The U.S. Department of Energy on Tuesday announced $24 million in grants to support the development of next-generation concentrating solar-thermal power (CSP) technology, which generates heat for electricity production and industrial processing.
The awards were announced at the International Energy Agency’s Solar Power and Chemical Energy Systems conference, hosted by DOE in Albuquerque, N.M.
Five of the 10 grants focus on industrial uses, furthering the Industrial Heat Shot initiative that DOE laid out earlier this month with a goal of reducing greenhouse gas emissions from manufacturing operations by 85%, and its roadmap toward decarbonization of the industrial sector. (See DOE Roadmap Tackles Tough Industrial Carbon Emissions.)
Those projects are:
- demonstrate a CSP process for decarbonizing the heating of limestone to 950 degrees Celsius, which could reduce the carbon emissions associated with manufacturing cement (Heliogen, Pasadena, Calif., $4.1 million);
- optimize heat-transfer processes and designs associated with the production of solar-thermal production of cement (Sandia National Laboratories, Albuquerque, N.M., $2.6 million);
- develop and test designs of novel molten salt thermal energy storage tanks to enable on-demand delivery of carbon-free heat (Solar Dynamics, Broomfield, Colo., $2.3 million);
- design and validate a highly efficient and scalable solar thermochemical reactor to produce hydrogen from water and sunlight (University of Florida, $2.2 million); and
- develop a novel chemical reactor to decarbonize the production of propylene, a key precursor to many chemicals (University of Maryland College Park, $2 million).
The other five grants support Gen3 solid particle technology research projects:
- deliver a preliminary design of a supercritical carbon-dioxide (sCO2) power block that is optimized for Gen3 CSP that uses solid particles (GE Research, Niskayuna, N.Y., $1.6 million);
- develop a novel particle-based thermochemical energy storage system for CSP (Mississippi State University, $3.1 million);
- design high-temperature mass flow sensors that use solid particles to move and store thermal energy for the reliable operation of Gen3 CSP systems (Sandia, $1 million);
- design a modular slide gate system for control of particle flows in CSP receivers, in collaboration with an industrial valve manufacturer (Sandia, $1.9 million); and
- develop a prototype particle-to-sCO2 heat exchanger using advanced design and manufacturing techniques (University of Wisconsin-Madison, $3.1 million).

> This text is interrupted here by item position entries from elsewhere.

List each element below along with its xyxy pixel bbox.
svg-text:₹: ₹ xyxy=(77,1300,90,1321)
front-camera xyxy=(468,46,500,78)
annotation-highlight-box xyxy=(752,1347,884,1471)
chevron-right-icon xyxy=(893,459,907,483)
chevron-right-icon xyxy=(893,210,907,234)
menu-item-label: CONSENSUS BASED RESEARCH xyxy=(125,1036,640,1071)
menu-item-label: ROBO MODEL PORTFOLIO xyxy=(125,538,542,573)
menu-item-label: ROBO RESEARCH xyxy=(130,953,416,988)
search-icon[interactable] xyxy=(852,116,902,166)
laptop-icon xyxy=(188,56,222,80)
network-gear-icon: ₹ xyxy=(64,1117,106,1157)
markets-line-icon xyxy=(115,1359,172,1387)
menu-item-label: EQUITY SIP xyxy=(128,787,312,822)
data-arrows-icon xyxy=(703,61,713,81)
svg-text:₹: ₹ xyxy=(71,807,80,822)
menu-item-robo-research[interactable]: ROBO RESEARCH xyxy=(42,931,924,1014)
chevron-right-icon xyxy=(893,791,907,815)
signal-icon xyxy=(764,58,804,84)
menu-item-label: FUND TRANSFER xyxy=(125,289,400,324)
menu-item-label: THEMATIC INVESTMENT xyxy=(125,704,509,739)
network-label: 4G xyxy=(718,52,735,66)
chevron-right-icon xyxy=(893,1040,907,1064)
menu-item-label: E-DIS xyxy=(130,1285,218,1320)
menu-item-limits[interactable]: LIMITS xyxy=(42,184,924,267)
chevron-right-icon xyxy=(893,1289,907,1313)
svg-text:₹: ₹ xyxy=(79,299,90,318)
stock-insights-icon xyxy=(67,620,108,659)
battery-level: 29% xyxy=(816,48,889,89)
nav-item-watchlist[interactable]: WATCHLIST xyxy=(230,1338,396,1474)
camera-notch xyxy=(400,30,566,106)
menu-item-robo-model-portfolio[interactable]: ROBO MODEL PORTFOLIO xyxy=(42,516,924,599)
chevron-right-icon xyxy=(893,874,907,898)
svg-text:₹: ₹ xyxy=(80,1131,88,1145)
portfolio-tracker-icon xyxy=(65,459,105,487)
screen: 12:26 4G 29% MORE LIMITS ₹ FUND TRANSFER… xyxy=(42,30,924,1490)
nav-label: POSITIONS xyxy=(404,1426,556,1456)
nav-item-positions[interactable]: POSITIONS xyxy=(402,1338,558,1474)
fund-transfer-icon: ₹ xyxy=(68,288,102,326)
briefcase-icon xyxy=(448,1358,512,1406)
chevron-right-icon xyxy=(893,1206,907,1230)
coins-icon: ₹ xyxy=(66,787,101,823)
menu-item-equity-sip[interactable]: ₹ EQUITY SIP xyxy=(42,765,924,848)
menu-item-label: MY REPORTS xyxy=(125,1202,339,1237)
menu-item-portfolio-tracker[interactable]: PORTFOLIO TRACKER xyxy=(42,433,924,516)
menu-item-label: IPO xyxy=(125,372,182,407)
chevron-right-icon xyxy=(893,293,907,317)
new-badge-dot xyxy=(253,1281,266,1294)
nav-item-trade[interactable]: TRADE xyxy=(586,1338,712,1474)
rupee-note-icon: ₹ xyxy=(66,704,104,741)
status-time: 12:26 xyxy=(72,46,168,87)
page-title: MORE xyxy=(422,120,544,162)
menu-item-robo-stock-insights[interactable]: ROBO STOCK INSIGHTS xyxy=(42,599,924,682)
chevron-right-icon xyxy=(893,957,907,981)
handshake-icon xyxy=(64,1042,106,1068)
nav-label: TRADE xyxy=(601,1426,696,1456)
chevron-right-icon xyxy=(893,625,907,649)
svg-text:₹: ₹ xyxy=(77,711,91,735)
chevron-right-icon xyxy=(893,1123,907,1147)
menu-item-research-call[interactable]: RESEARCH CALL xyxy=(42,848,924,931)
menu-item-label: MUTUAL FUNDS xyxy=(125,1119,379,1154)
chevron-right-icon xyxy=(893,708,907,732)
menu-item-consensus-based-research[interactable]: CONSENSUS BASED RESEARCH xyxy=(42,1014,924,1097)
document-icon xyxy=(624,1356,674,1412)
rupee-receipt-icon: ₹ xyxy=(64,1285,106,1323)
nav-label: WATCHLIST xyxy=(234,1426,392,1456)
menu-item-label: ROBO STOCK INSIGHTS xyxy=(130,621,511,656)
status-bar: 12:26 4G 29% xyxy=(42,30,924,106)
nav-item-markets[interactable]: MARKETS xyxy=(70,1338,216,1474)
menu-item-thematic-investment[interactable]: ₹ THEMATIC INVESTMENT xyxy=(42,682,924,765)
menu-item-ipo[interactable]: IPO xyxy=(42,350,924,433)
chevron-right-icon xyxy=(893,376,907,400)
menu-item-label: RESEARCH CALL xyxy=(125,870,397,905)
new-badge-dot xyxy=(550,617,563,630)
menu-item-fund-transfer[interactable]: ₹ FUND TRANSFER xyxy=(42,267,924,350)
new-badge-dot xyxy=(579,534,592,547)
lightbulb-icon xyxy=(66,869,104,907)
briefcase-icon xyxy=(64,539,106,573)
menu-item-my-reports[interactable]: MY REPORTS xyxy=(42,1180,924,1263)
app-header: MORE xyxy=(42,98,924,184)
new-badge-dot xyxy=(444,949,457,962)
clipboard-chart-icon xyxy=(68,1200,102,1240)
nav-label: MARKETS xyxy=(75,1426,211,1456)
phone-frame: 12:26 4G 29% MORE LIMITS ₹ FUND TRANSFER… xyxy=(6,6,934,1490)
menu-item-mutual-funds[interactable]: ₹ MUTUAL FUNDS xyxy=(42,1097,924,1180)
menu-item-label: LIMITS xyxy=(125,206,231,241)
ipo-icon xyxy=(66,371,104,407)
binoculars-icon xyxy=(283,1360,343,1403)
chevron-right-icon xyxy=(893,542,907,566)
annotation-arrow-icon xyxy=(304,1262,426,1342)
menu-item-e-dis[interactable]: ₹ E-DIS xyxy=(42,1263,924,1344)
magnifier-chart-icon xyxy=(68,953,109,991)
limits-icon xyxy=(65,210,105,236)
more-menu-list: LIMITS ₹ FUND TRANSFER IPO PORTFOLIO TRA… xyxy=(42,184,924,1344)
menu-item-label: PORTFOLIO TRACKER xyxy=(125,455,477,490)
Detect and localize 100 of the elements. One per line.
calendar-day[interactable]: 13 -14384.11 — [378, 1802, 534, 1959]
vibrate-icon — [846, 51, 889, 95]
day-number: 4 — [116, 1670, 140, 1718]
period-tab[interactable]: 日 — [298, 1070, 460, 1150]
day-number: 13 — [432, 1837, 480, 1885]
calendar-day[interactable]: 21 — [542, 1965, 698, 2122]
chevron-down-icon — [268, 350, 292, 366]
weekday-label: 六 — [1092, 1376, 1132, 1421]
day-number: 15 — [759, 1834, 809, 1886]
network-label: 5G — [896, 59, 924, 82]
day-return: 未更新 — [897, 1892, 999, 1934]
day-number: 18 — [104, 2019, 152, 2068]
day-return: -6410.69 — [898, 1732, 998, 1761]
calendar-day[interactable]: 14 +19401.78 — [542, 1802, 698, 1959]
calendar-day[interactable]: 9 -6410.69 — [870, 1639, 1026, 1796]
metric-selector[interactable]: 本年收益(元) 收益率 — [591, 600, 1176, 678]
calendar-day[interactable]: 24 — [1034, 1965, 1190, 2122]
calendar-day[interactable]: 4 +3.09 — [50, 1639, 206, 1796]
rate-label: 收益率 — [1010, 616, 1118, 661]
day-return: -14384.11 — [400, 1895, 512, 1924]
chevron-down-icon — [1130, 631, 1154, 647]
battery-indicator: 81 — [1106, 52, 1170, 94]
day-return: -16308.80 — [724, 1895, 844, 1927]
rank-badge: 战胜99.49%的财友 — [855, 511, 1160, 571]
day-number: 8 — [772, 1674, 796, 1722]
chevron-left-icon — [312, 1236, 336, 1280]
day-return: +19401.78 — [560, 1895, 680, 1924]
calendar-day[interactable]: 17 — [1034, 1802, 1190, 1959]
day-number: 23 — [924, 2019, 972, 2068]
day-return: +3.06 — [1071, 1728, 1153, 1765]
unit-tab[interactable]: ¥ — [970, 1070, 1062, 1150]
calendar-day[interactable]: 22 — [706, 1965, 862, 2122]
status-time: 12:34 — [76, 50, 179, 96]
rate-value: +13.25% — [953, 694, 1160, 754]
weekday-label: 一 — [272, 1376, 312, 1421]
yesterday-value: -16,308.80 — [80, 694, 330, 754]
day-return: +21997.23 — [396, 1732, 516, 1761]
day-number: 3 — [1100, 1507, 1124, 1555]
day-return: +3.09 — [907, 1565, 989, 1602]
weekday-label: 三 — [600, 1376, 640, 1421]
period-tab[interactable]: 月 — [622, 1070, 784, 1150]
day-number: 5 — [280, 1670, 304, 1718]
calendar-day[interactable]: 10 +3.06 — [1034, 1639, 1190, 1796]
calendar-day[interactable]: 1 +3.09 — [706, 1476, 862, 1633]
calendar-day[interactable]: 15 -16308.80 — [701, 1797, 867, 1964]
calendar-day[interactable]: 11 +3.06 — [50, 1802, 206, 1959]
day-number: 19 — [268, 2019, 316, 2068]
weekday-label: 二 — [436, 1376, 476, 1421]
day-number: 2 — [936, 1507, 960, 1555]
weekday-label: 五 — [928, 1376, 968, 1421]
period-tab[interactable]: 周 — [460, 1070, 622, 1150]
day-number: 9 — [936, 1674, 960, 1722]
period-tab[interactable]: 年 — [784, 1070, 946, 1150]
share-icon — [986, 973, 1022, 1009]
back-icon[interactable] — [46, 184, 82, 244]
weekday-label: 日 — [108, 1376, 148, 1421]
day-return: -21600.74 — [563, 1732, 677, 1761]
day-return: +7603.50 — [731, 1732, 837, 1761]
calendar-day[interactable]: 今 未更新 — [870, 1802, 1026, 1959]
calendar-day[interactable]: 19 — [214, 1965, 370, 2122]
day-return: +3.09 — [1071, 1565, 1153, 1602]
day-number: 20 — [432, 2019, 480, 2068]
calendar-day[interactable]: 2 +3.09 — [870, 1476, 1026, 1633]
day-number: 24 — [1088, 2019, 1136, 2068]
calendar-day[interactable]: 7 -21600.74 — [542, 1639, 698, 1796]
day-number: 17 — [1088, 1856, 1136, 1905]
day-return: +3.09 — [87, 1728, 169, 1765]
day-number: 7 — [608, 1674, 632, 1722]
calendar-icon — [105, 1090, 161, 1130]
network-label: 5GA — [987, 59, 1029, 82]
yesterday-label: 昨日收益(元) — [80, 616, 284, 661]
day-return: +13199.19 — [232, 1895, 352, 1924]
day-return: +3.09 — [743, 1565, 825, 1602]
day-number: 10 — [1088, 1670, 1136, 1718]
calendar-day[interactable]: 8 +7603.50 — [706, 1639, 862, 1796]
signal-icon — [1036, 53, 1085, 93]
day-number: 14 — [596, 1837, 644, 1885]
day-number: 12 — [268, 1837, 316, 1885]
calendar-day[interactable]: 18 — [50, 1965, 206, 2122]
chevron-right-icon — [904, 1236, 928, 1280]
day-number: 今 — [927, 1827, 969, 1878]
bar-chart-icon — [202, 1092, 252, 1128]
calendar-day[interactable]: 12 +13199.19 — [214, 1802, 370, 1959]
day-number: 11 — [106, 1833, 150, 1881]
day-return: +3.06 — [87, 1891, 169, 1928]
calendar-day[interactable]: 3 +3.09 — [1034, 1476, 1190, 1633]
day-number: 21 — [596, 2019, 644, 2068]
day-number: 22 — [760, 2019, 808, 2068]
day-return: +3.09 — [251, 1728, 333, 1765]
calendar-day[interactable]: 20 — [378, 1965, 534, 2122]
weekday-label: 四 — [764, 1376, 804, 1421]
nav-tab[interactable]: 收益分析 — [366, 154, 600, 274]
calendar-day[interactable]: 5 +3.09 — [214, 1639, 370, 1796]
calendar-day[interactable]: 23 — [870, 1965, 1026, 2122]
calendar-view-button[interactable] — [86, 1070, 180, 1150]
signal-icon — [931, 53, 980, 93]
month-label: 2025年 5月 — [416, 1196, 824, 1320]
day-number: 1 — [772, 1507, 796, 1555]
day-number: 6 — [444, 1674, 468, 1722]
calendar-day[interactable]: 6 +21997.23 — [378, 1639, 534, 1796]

In a news release, Energy Secretary Jennifer Granholm said: “Solar-thermal technologies provide us with a significant opportunity to upgrade and reduce emissions of industrial plants across the nation while meeting America’s energy needs with reliable, around-the-clock power generation. DOE’s investments will drive the innovation necessary to build out a clean energy economy and meet our climate goals while diversifying the sources of dependable and readily available clean energy.”
Also Tuesday, DOE announced a roadmap developed by its National Renewable Energy Laboratory (NREL) to guide research and development into heliostats, the mirrors that follow the sun and concentrate sunlight onto receivers to create CSP.
Heliostats now represent 30 to 40% of the cost of a CSP system, and reducing their price tag is important to DOE’s goal of inexpensive CSP plants.
Heliocon — DOE’s Heliostat Consortium, a five-year, $25 million effort led by NREL, Sandia and the Australian Solar Thermal Research Institute — will work to implement the new heliostat roadmap. NREL on Tuesday issued a $3 million request for proposals to expand U.S. expertise in heliostats and increase the number of researchers working in the field.